Why do we procrastinate then? Is this another example of a lack of discipline? Procrastinating is about doing something else, usually thoughtless and a waste of time, to avoid doing something more important and likely more challenging. Even this piece today is in itself procrastinating; just as I finally closed the football related windows I realised how much I had just been wasting time for the last hour and how I was still stuck in the old habits of the past. Why not write about it then and while I need to write something today, there is probably a slight avoidance in this action by doing it at this moment.
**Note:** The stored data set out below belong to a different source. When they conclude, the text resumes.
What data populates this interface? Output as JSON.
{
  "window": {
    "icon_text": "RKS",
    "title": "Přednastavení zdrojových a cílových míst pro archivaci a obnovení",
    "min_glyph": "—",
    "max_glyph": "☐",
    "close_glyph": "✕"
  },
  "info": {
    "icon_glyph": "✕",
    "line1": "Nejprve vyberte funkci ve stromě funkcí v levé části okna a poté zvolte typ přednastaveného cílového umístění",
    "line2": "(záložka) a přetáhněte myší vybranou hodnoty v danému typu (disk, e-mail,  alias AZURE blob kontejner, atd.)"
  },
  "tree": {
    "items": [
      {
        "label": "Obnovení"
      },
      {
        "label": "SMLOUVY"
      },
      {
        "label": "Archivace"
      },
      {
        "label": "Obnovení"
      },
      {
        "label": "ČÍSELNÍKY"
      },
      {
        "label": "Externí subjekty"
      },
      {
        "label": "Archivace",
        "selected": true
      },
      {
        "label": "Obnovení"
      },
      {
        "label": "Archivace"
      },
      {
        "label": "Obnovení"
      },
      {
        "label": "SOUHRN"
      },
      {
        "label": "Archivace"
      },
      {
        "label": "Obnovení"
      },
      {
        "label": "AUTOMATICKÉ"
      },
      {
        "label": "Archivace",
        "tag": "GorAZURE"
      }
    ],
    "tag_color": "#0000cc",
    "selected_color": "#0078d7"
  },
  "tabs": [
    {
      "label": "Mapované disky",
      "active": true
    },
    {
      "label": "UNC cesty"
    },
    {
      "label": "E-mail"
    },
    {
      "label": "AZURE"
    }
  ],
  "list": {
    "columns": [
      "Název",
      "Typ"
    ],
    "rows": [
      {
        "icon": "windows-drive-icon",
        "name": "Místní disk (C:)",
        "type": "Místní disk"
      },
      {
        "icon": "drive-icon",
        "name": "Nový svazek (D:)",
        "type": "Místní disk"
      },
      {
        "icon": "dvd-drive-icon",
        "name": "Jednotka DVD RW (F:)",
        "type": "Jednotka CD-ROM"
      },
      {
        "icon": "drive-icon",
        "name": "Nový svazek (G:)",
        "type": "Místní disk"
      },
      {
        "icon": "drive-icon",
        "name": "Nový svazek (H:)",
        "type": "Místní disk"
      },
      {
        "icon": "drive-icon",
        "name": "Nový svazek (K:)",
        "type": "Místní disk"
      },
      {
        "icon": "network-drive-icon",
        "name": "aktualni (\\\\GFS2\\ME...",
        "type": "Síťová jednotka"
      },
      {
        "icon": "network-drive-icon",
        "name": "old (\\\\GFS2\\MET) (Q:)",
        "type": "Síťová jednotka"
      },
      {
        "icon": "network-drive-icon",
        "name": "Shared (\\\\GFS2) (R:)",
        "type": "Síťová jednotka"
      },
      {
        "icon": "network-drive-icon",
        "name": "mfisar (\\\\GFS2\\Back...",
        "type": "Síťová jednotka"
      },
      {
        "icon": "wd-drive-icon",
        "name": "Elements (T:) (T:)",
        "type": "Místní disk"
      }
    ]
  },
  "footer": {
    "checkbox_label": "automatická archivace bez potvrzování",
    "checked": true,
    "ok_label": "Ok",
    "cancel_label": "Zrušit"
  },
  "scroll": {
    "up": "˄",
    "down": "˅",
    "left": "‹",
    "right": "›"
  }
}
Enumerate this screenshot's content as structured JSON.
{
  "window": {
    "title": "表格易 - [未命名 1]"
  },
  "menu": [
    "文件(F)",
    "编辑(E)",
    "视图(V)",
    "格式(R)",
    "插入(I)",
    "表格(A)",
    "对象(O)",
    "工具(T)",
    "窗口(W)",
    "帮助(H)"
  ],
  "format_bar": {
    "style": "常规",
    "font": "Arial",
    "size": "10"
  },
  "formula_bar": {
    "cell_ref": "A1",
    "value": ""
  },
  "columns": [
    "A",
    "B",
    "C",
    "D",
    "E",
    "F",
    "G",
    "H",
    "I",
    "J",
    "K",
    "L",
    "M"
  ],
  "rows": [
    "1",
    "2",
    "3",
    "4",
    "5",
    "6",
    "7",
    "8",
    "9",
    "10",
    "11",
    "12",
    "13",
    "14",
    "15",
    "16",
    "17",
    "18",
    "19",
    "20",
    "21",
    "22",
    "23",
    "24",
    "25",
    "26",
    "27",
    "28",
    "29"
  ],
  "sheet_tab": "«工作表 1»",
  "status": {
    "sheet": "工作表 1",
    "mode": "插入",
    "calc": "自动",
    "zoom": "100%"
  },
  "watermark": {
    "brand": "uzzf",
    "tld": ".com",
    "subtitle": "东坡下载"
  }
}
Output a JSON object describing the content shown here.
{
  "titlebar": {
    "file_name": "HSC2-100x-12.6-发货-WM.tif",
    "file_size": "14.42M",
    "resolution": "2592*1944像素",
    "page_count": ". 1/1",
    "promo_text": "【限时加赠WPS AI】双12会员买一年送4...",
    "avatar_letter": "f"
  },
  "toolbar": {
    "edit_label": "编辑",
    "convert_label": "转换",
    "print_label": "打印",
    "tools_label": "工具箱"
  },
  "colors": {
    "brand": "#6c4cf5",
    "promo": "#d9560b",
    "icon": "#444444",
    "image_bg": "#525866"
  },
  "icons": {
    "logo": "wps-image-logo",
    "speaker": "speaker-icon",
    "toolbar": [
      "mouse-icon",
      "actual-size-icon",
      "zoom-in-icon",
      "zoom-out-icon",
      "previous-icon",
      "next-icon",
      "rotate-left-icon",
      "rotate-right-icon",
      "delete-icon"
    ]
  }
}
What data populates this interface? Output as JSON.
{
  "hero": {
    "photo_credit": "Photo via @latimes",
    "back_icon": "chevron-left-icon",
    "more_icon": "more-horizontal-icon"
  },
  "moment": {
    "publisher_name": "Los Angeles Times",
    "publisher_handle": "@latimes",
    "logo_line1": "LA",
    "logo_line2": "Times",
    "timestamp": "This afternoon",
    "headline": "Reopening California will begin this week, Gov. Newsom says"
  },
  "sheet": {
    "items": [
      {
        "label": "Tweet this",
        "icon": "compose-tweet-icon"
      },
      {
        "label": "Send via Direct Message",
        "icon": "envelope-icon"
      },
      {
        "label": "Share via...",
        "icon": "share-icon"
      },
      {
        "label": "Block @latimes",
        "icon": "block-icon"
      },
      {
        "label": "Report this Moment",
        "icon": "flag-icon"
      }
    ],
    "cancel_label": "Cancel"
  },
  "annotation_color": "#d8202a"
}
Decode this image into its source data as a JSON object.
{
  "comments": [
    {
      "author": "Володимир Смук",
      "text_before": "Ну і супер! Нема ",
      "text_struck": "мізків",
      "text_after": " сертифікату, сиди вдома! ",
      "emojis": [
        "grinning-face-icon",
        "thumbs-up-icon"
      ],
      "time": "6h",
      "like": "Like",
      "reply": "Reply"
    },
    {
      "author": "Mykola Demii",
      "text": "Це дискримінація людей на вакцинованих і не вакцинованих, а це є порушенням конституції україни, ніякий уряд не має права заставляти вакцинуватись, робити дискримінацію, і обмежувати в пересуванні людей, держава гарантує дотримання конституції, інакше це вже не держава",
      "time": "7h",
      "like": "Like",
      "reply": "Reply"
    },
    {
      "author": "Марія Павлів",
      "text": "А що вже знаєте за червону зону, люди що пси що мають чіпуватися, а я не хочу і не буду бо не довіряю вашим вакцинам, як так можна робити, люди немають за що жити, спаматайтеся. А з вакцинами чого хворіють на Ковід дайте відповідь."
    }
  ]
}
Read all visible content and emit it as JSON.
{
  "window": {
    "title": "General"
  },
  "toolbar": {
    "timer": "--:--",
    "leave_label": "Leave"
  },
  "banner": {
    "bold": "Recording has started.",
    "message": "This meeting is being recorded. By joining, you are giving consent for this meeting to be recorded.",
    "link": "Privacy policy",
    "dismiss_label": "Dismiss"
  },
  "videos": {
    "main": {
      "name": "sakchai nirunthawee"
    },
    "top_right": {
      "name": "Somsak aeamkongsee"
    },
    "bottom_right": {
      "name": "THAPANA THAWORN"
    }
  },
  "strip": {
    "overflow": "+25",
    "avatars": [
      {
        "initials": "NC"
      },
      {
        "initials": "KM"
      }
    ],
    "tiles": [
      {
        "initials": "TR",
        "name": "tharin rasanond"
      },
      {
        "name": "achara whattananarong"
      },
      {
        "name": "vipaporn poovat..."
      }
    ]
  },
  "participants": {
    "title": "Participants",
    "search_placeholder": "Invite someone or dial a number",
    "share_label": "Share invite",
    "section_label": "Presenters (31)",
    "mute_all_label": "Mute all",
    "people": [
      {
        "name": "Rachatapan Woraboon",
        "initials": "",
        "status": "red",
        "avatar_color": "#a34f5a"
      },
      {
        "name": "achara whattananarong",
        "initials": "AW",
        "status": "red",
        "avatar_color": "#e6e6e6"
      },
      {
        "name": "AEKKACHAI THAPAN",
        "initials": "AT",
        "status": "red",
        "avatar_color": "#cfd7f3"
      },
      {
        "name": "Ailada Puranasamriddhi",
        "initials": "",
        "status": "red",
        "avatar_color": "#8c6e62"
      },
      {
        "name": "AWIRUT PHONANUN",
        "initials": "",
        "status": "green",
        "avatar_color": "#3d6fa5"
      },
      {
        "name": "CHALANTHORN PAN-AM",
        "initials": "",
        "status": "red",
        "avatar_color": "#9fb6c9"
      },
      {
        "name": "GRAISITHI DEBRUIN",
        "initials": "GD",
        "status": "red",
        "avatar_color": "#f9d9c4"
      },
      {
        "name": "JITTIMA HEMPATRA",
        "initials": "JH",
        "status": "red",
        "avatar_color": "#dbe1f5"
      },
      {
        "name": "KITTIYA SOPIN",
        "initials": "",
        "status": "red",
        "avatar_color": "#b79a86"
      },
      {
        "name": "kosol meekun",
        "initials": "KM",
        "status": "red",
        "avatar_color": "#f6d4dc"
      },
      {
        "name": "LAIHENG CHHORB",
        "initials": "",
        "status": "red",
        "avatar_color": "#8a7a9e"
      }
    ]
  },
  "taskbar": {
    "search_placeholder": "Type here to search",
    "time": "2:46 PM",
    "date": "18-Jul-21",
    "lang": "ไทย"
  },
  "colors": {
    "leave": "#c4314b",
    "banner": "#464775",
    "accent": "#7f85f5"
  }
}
We all procrastinate though and modern society is just full of opportunities. If it’s not football news it’s Facebook. If not that it’s some stupid click-bait site giving you thirty moments someone you don’t actually care about either embarrassed themselves or didn’t wear make-up. Struggling with not enough click-bait then why not play some kind of addictive game on your phone or become a zombie to short YouTube videos. These are all technological methods but what did people do before Nokia kicked it all off with it’s highly memorable Snake game? People must have still procrastinated but I was about sixteen then so it’s hard to say. Maybe doodling was more common, people certainly read newspapers more but that’s not solely a procrastinating thing. Genuinely I don’t know. Perhaps I can find out online, that should kill some more time.